Membuat kita menitihkan air mata, kerap negara kita
dicaplok oleh para koruptor. Para koruptor yang telah melumpuhkan masyrakat
menjadi miskin, tidak mempedulikan hak, yang terpenting dalam dirinya, bagai
mana dirinya bisa merasakan kepuasan terhadap kekuasaan yang diperoleh. Hati
nurani rakyat tidak menyentuh dalam sanubari mereka, sudah tak terbendung lagi
dalam ranah untuk membangun kepuasan dirinya, namun bila kita tengok, tentunya
yang telah mengangkat derajat mereka didepan pablic adalah rakyat, dan
rakyatlah yang membawa kegerbang menuju kursi mewah nan sejuk.
Ihwal dari pada itu tentunya tidak terlepas dari
ranah pendidikan. Kita tengok para politikus kita, semuanya berpangkat tinggi,
dan meraih gelar yang agung. Jarang kita temuai para elit yang berpangkat
rendah dan hanya memiliki ijasah SMA saja, melainkan semuanya berpangkat, berpendidikan tinggi dan mempunyai kewibawaan
yang begitu besar. Pangkat dan derajat dia raih namun perilaku dan tingkahnya
apakahbisa menyesuaikan dengan dirinya !.
Menerabas Akademi Kelas Akhirat bukanlah akademi
yang ghaib, bukan dinisbatkan pada zaman
batu yang sekarang ini, dan bukan hanya Civitas
Academica berlebel agama, melainkan semangat sepiritual dan meningkatkan
keimanan dan ketaqwaan mereka. Akademi Kelas Akhirat ini, tentunya akademi yang
telah mengabaikan kejujuran. Karakter dia sebagai orang yang telah mengeyam
pendidikan tinggi terbuang sia-sia. Padahal indikator negara kita akan maju
bila mana pendidikan kita maju dibarengi dengan pendidikan karakter. Pendidikan
yang menjadi tonggak utama dalam mencapai keberhasilan.
Segala bentuk organisasi, instansi, perguruan
tinggi, tentunya yang paling diutamakan adalah kejujuran. Dalam sebuah wadah
apabila kejujruan telah menyelimuti semuanya akan berbuah manis. Tidak ada lagi
Kolusi Korupsi dan Nepotisme (KKN).
Aman dan damai. Kejujuran yang menjadi selogan utama mereka, ketika kampanye
berlangsang mendengung-dengungkan kejujuran. Ambisa untuk menyatakan kejujran.
Sayangnya semuanya berbalik arah hanya menjadi selogan manis saat berkampanye
didepan pablic.
Tugas dan kewajiban mereka perlu diperhitungkah. Apalah
daya, pendidikan adalah suatu bentuk kerja keras yang begitu besar untuk
membangun bangsa ini dalam mencapai bangsa yang berkarakter. Pendidikan
berperan aktif(Kooperatif, produktif, dan penuh ilmiah) dalam segala bidang.

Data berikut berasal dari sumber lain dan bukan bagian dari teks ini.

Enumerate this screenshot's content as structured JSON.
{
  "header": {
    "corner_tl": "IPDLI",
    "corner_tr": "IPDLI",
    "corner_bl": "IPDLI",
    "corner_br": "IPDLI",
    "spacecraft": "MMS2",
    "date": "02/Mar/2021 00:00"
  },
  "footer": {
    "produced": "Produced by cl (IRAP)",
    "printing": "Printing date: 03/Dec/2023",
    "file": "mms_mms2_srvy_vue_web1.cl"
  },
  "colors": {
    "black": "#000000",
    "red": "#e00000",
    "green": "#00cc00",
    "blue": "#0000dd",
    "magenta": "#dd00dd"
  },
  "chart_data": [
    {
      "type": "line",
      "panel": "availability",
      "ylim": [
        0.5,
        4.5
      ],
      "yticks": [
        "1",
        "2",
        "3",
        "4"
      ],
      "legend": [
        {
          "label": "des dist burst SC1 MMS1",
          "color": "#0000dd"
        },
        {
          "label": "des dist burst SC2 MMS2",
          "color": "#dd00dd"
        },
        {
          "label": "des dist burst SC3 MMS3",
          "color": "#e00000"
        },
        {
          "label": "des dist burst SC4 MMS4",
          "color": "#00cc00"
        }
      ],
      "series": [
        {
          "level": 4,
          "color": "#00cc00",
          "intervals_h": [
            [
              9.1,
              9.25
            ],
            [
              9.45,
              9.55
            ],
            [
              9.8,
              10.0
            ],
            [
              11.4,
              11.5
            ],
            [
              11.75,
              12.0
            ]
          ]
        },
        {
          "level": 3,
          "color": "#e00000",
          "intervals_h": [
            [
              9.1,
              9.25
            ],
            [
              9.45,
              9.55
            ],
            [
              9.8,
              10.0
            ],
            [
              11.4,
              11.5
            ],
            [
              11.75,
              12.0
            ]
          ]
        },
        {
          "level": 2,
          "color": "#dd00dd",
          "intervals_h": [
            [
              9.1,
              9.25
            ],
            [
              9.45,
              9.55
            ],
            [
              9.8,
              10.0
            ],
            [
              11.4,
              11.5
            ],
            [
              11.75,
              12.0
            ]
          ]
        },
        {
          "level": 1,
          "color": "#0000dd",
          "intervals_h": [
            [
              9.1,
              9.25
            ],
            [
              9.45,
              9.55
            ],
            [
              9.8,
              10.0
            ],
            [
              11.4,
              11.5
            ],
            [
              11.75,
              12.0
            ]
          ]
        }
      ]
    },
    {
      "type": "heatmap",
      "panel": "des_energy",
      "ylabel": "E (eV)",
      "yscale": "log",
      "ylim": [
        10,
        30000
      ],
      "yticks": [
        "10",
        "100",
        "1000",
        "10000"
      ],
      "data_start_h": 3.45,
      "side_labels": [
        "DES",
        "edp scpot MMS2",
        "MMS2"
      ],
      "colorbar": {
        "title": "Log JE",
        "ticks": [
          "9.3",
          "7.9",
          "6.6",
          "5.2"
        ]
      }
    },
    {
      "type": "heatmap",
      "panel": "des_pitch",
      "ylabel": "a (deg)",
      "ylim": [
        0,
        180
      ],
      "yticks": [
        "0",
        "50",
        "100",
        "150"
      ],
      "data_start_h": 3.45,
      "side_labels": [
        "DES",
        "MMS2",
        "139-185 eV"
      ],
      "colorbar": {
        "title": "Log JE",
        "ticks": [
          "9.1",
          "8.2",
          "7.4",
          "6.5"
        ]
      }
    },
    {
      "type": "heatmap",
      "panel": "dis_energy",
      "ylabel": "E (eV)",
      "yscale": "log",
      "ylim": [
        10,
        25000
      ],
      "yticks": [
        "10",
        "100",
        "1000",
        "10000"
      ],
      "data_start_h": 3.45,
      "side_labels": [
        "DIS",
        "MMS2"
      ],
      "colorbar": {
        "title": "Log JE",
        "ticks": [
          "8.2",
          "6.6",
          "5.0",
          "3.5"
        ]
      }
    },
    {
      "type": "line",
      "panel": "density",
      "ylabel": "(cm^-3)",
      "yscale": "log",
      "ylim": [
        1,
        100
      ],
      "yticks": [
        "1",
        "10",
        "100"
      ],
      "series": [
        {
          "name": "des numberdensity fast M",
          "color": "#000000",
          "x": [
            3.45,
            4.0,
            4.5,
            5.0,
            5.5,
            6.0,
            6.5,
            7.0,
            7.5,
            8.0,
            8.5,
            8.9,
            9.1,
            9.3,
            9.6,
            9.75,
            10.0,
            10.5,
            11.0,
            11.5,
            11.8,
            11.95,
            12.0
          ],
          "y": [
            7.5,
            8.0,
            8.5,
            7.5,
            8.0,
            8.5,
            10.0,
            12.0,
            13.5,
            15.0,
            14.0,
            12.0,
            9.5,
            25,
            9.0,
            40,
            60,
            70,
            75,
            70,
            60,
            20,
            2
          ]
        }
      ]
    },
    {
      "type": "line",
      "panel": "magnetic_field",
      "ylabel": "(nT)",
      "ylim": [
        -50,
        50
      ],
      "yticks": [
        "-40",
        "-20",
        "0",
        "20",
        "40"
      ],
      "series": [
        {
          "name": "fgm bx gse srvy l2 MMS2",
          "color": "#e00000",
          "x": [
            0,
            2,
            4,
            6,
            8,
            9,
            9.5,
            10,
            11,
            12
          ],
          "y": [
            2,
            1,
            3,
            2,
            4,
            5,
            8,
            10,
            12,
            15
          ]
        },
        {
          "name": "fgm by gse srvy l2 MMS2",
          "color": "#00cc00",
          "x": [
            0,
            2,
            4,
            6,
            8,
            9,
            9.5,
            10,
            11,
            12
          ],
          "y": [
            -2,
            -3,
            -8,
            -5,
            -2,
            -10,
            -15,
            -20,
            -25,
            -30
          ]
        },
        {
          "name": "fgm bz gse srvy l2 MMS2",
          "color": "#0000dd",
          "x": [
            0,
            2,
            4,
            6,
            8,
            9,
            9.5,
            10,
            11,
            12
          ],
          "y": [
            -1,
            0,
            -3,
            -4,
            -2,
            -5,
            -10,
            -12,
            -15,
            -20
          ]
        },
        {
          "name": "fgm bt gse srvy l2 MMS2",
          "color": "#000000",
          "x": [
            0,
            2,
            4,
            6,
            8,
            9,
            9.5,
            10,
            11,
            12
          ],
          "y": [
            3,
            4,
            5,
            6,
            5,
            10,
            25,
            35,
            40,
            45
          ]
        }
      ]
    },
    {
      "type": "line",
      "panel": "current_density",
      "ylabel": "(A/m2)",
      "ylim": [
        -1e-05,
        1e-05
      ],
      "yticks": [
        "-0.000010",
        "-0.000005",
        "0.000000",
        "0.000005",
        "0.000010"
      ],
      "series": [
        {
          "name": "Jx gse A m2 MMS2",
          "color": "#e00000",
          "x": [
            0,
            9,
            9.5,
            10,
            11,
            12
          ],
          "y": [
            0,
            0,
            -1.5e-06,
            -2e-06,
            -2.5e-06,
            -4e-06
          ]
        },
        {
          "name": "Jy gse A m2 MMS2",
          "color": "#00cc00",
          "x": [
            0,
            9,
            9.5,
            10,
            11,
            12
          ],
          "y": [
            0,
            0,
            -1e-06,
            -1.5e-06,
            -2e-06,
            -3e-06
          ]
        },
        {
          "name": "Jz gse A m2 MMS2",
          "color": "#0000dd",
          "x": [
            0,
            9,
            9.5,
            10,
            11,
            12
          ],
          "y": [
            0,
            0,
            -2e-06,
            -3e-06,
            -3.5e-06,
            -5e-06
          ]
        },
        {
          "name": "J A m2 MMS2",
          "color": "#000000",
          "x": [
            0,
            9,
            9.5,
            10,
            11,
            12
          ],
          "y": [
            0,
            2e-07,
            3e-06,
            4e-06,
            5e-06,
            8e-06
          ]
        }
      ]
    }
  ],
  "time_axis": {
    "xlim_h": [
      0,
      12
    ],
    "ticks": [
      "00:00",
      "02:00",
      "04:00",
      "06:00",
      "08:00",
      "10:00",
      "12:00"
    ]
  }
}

Tidak terlepas dari itu tentunya semangat sepiritual yang begitu tinggi perlu
ditingkatkan dan kecerdasan Emosional (ESQ) harus ditekankan. Bukan hanya
sekadar kecerdasan intelektual yang kerap didengung-dengungkan melainkan
sepiritualitas, tingkat keimanan dan ketakwaan mereka kepada Allah SWT.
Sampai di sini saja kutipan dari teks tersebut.